2Instituto de Pediatria Martagão Gesteira, Rio de Janeiro, Brazil.
3Instituto de Psiquiatria da Universidade do Brasil, Rio de Janeiro, Brazil.
from 28th International Symposium on Intensive Care and Emergency Medicine
Brussels, Belgium. 18–21 March 2008
Critical Care 2008, 12(Suppl 2):P522doi:10.1186/cc6743
'Doctor. Do whatever necessary to save her life'. This is a challenge for doctors in daily practice, mainly when it deals with attempts to prolong life and admission to the ICU should be denied. The objective of the present study is to determine attitudes and practices of newly graduated physicians in Brazil about end of life care and to evaluate the new set of skills they have to be prepared to deal with.

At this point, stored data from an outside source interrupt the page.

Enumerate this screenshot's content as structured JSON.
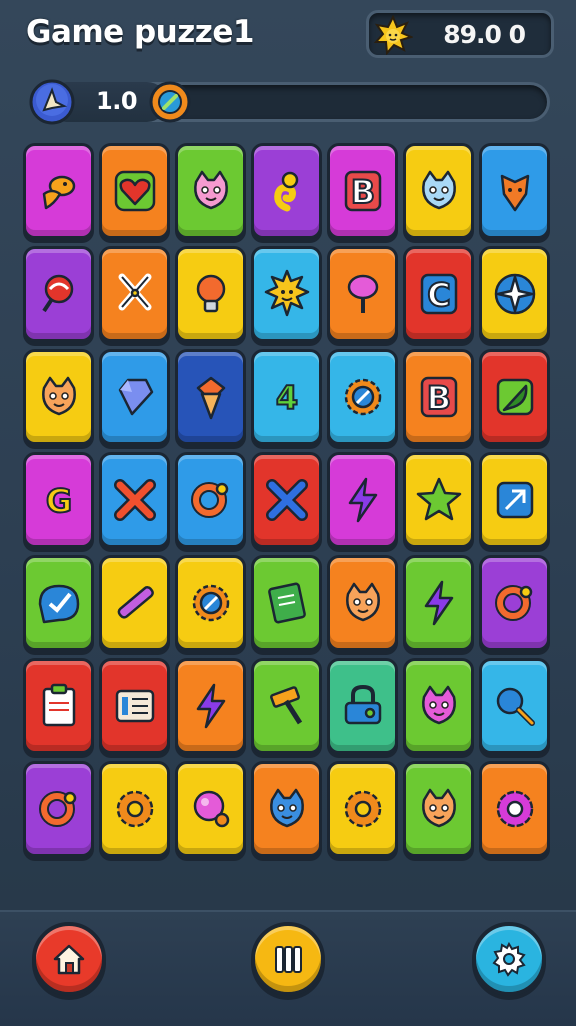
{
  "header": {
    "title": "Game puzze1",
    "score": "89.0 0"
  },
  "progress": {
    "level_text": "1.0",
    "fraction": 0.24
  },
  "colors": {
    "magenta": "#d63bd8",
    "orange": "#f5821f",
    "green": "#6cc932",
    "purple": "#9b3fd6",
    "yellow": "#f6cc12",
    "blue": "#2f9be8",
    "red": "#e2352b",
    "navy": "#2754b8",
    "cyan": "#35b6e8",
    "teal": "#3ec08a"
  },
  "grid": {
    "rows": [
      [
        {
          "color": "magenta",
          "icon": "bird-icon"
        },
        {
          "color": "orange",
          "icon": "heart-icon"
        },
        {
          "color": "green",
          "icon": "pink-creature-icon"
        },
        {
          "color": "purple",
          "icon": "swirl-icon"
        },
        {
          "color": "magenta",
          "icon": "letter-b-icon",
          "letter": "B"
        },
        {
          "color": "yellow",
          "icon": "ghost-icon"
        },
        {
          "color": "blue",
          "icon": "fox-face-icon"
        }
      ],
      [
        {
          "color": "purple",
          "icon": "lollipop-swirl-icon"
        },
        {
          "color": "orange",
          "icon": "scissors-icon"
        },
        {
          "color": "yellow",
          "icon": "light-bulb-icon"
        },
        {
          "color": "cyan",
          "icon": "sun-face-icon"
        },
        {
          "color": "orange",
          "icon": "lollipop-icon"
        },
        {
          "color": "red",
          "icon": "letter-c-icon",
          "letter": "C"
        },
        {
          "color": "yellow",
          "icon": "compass-icon"
        }
      ],
      [
        {
          "color": "yellow",
          "icon": "cat-face-icon"
        },
        {
          "color": "blue",
          "icon": "gem-icon"
        },
        {
          "color": "navy",
          "icon": "ice-cream-icon"
        },
        {
          "color": "cyan",
          "icon": "number-4-icon",
          "letter": "4"
        },
        {
          "color": "cyan",
          "icon": "gear-compass-icon"
        },
        {
          "color": "orange",
          "icon": "letter-b-icon",
          "letter": "B"
        },
        {
          "color": "red",
          "icon": "leaf-icon"
        }
      ],
      [
        {
          "color": "magenta",
          "icon": "letter-g-icon",
          "letter": "G"
        },
        {
          "color": "blue",
          "icon": "x-mark-icon"
        },
        {
          "color": "blue",
          "icon": "orange-ring-icon"
        },
        {
          "color": "red",
          "icon": "x-cross-icon"
        },
        {
          "color": "magenta",
          "icon": "lightning-icon"
        },
        {
          "color": "yellow",
          "icon": "star-icon"
        },
        {
          "color": "yellow",
          "icon": "square-arrow-icon"
        }
      ],
      [
        {
          "color": "green",
          "icon": "check-badge-icon"
        },
        {
          "color": "yellow",
          "icon": "pencil-icon"
        },
        {
          "color": "yellow",
          "icon": "gear-icon"
        },
        {
          "color": "green",
          "icon": "notepad-icon"
        },
        {
          "color": "orange",
          "icon": "cat-face-icon"
        },
        {
          "color": "green",
          "icon": "lightning-icon"
        },
        {
          "color": "purple",
          "icon": "ring-icon"
        }
      ],
      [
        {
          "color": "red",
          "icon": "clipboard-icon"
        },
        {
          "color": "red",
          "icon": "list-icon"
        },
        {
          "color": "orange",
          "icon": "lightning-icon"
        },
        {
          "color": "green",
          "icon": "hammer-icon"
        },
        {
          "color": "teal",
          "icon": "lock-icon"
        },
        {
          "color": "green",
          "icon": "robot-face-icon"
        },
        {
          "color": "cyan",
          "icon": "magnifier-icon"
        }
      ],
      [
        {
          "color": "purple",
          "icon": "ring-icon"
        },
        {
          "color": "yellow",
          "icon": "cookie-icon"
        },
        {
          "color": "yellow",
          "icon": "ball-icon"
        },
        {
          "color": "orange",
          "icon": "blue-face-icon"
        },
        {
          "color": "yellow",
          "icon": "donut-icon"
        },
        {
          "color": "green",
          "icon": "cat-face-icon"
        },
        {
          "color": "orange",
          "icon": "flower-icon"
        }
      ]
    ]
  },
  "bottom_bar": {
    "buttons": [
      {
        "name": "home-button",
        "icon": "home-icon",
        "color": "#e83a2a"
      },
      {
        "name": "pause-button",
        "icon": "pause-icon",
        "color": "#f6b812"
      },
      {
        "name": "settings-button",
        "icon": "gear-icon",
        "color": "#2ab4e0"
      }
    ]
  }
}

A multiple-choice cognitive test was applied to physicians as part of a selection process for a residency program. The question was about a 77-year-old woman, with dementia, who has lived in long-term geriatric care for the past 5 years. She was transferred to the hospital with acute respiratory failure and pneumonia. The lung image showed disseminated malignancy. The granddaughter (GD), although unaware of the prognosis, asked the doctor to do 'everything to save the life'. The candidates were asked for the appropriate behavior. Option (A) to treat, including performing advanced life support at the ICU, independent of a previous quarrel with the GD; Option (B) to not perform any diagnostic or therapeutically measure and inform the GD that this will no longer bring benefit to her grandmother; Option (C) to define, together with the GD, possible palliative interventions; or Option (D) to apply protocols based on evidence related to palliative care, independently of the GD's opinion. The correct answer was based on two skills: the concern about futile treatment and ethical issues – Option (C).

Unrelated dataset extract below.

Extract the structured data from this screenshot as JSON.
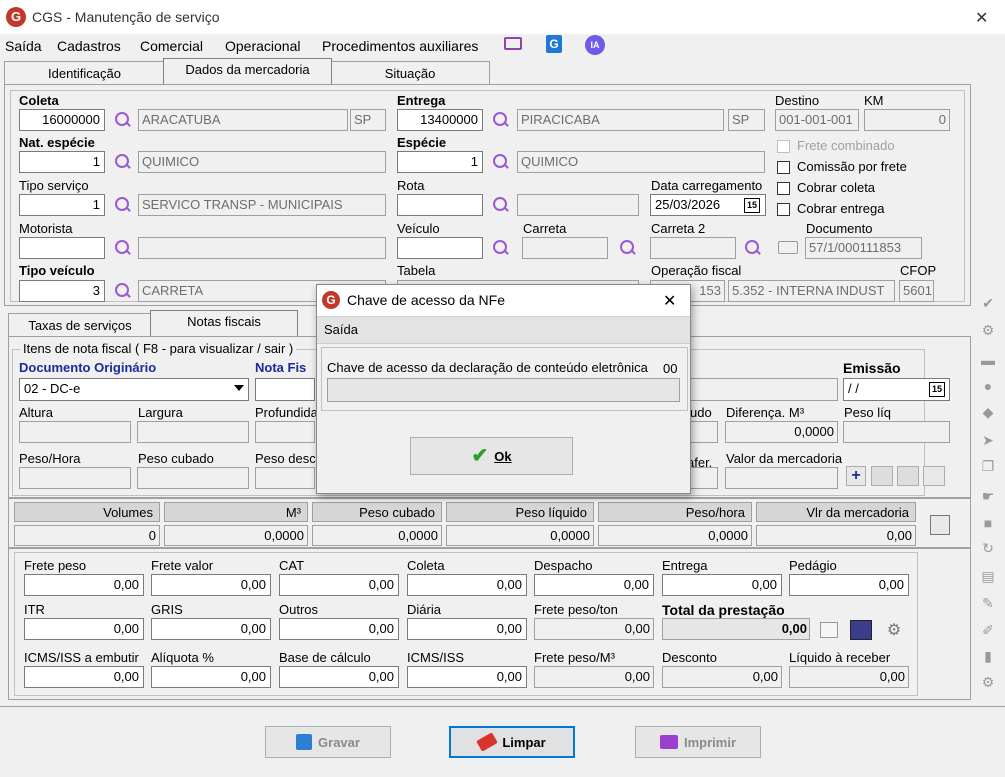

A total of 1,133 physicians participated in the selection process for medical residency and answered the questionnaire. Of the respondents, 698 (61.61%) would rather define with the family possible palliative interventions (correct option – (C)); 312 respondents (27.54%) would treat the patient even without the family's opinion (option (A)); 122 respondents (10.77%) would apply protocols, again independent of the GD's opinion (option (D)); and one candidate (0.08%) chose option (B).
Although the concept of palliative care and the importance to share decisions with the family has been chosen by the majority of the newly graduating physicians, 38.31% would still make decisions independently of the family's opinion. Medical students have to be prepared for a new set of skills.
References
- Kasper DL, Braunwald E, Fauci AS, et al.: Harrison's Principle of Internal Medicine. 16th edition. McGraw-Hill; 2005.

- Tinker J, Browne DRG, Sibbald WJ: Critical Care. Standards, Audit and Ethics. London: Arnold; 1996.